Belief in an after life is waning; little emotional or imaginative emphasis supports it. Yet it still seems to many good to live as Jesus lived. If it turns out that death is not, as it appears to be, annihilation, that will be God's surprise; meanwhile it seems good to labor to diminish, as Camus said, “at least by a little the number of those who suffer.”
In his earlier days, Maritain would not have done quite so much mere preaching about the immense task of “discernment and integration” that needs to be done, nor quite so much carping at his fellow laborers, of whom there are so few. And he would not have rested so comfortably upon positions he had achieved two or three decades earlier. Many of us have had his warnings fixed in mind. Many do not like Teilhardianism any more than he does.
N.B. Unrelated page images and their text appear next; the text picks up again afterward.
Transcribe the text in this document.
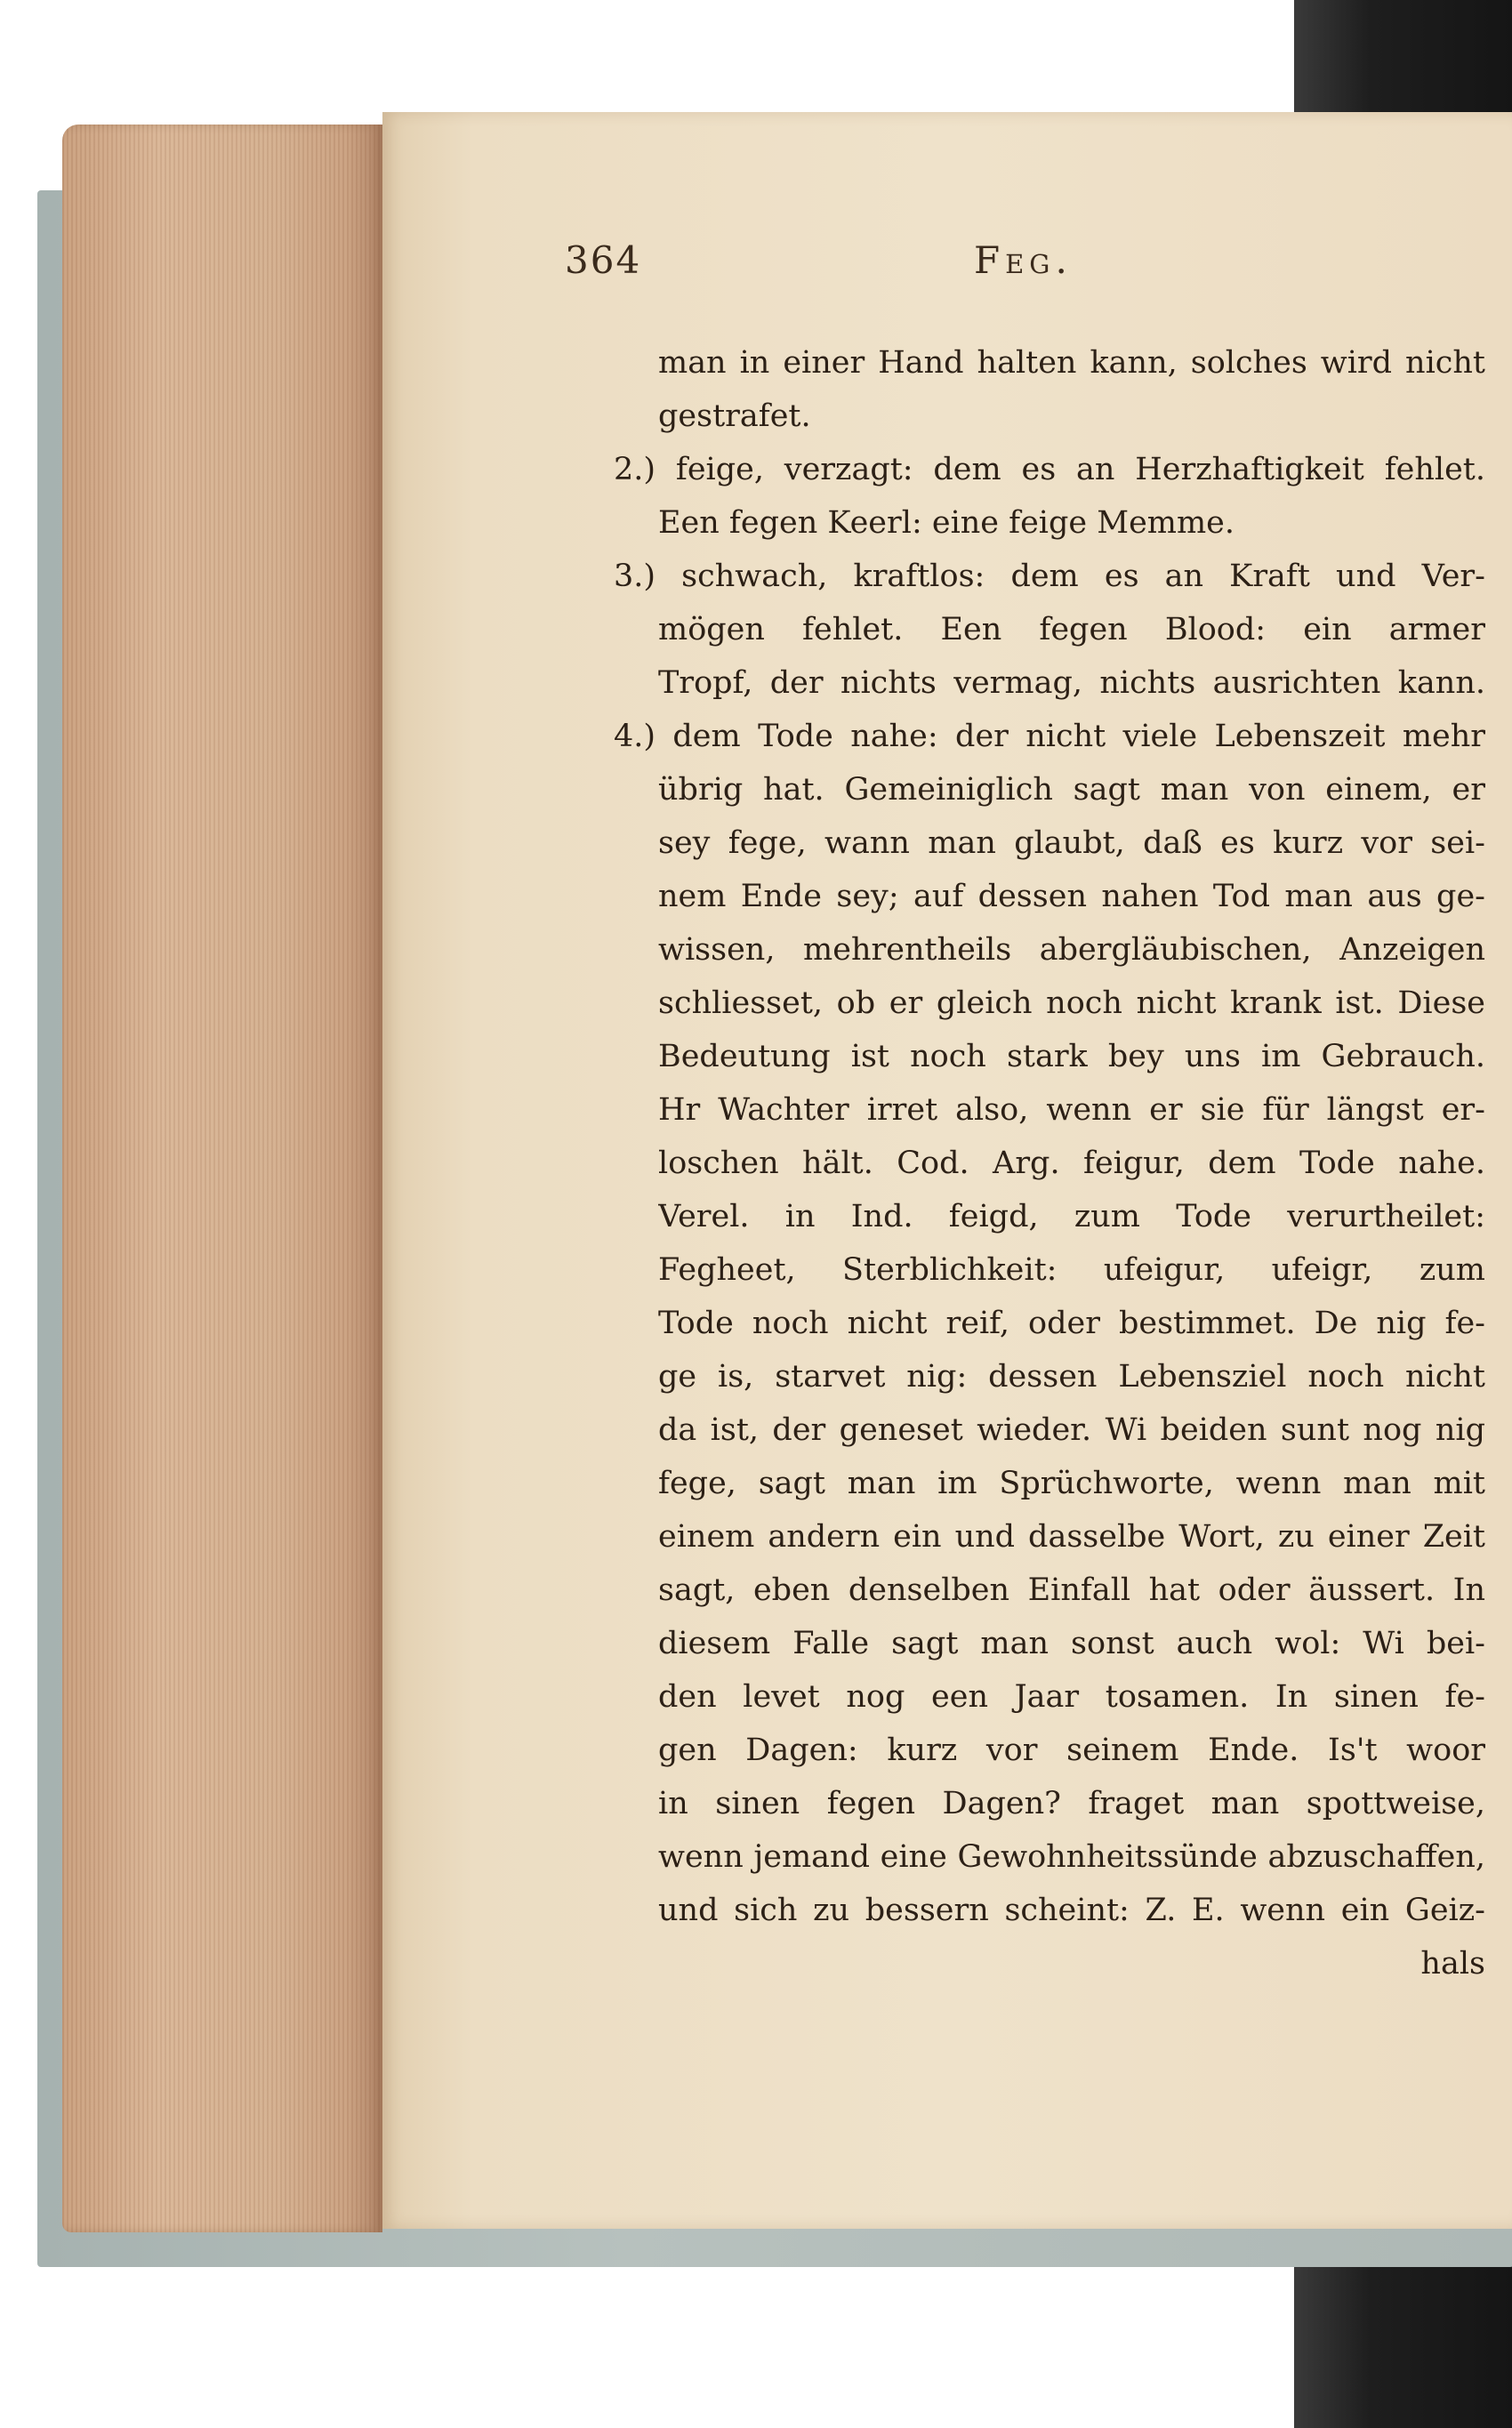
364	Feg.
man in einer Hand halten kann, solches wird nicht
gestrafet.
2.) feige, verzagt: dem es an Herzhaftigkeit fehlet.
Een fegen Keerl: eine feige Memme.
3.) schwach, kraftlos: dem es an Kraft und Ver-
mögen fehlet. Een fegen Blood: ein armer
Tropf, der nichts vermag, nichts ausrichten kann.
4.) dem Tode nahe: der nicht viele Lebenszeit mehr
übrig hat. Gemeiniglich sagt man von einem, er
sey fege, wann man glaubt, daß es kurz vor sei-
nem Ende sey; auf dessen nahen Tod man aus ge-
wissen, mehrentheils abergläubischen, Anzeigen
schliesset, ob er gleich noch nicht krank ist. Diese
Bedeutung ist noch stark bey uns im Gebrauch.
Hr Wachter irret also, wenn er sie für längst er-
loschen hält. Cod. Arg. feigur, dem Tode nahe.
Verel. in Ind. feigd, zum Tode verurtheilet:
Fegheet, Sterblichkeit: ufeigur, ufeigr, zum
Tode noch nicht reif, oder bestimmet. De nig fe-
ge is, starvet nig: dessen Lebensziel noch nicht
da ist, der geneset wieder. Wi beiden sunt nog nig
fege, sagt man im Sprüchworte, wenn man mit
einem andern ein und dasselbe Wort, zu einer Zeit
sagt, eben denselben Einfall hat oder äussert. In
diesem Falle sagt man sonst auch wol: Wi bei-
den levet nog een Jaar tosamen. In sinen fe-
gen Dagen: kurz vor seinem Ende. Is't woor
in sinen fegen Dagen? fraget man spottweise,
wenn jemand eine Gewohnheitssünde abzuschaffen,
und sich zu bessern scheint: Z. E. wenn ein Geiz-
hals
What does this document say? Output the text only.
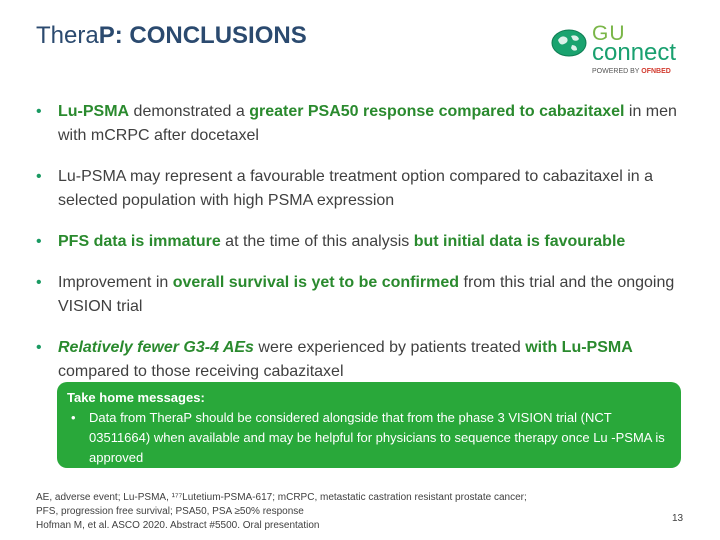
TheraP: CONCLUSIONS	GU
connect
POWERED BY OFNBED
• Lu-PSMA demonstrated a greater PSA50 response compared to cabazitaxel in men with mCRPC after docetaxel
• Lu-PSMA may represent a favourable treatment option compared to cabazitaxel in a selected population with high PSMA expression
• PFS data is immature at the time of this analysis but initial data is favourable
• Improvement in overall survival is yet to be confirmed from this trial and the ongoing VISION trial
• Relatively fewer G3-4 AEs were experienced by patients treated with Lu-PSMA compared to those receiving cabazitaxel
Take home messages:
• Data from TheraP should be considered alongside that from the phase 3 VISION trial (NCT 03511664) when available and may be helpful for physicians to sequence therapy once Lu -PSMA is approved
AE, adverse event; Lu-PSMA, ¹⁷⁷Lutetium-PSMA-617; mCRPC, metastatic castration resistant prostate cancer;
PFS, progression free survival; PSA50, PSA ≥50% response
Hofman M, et al. ASCO 2020. Abstract #5500. Oral presentation
13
But, then, an old peasant has a right to speak his mind, and it becomes the young to offer him an ear; mocking him occasionally as he mocks them.
The errors of the recent past, Maritain writes, are no excuse in the present for fatuity, mental weakness, or mental cowardice. “. . . The amount of foolishness and intolerance in human history remains relatively constant, merely passing from one camp to the other, changing styles, and having significance in terms of opposite algebraic signs.” The old peasant smiles.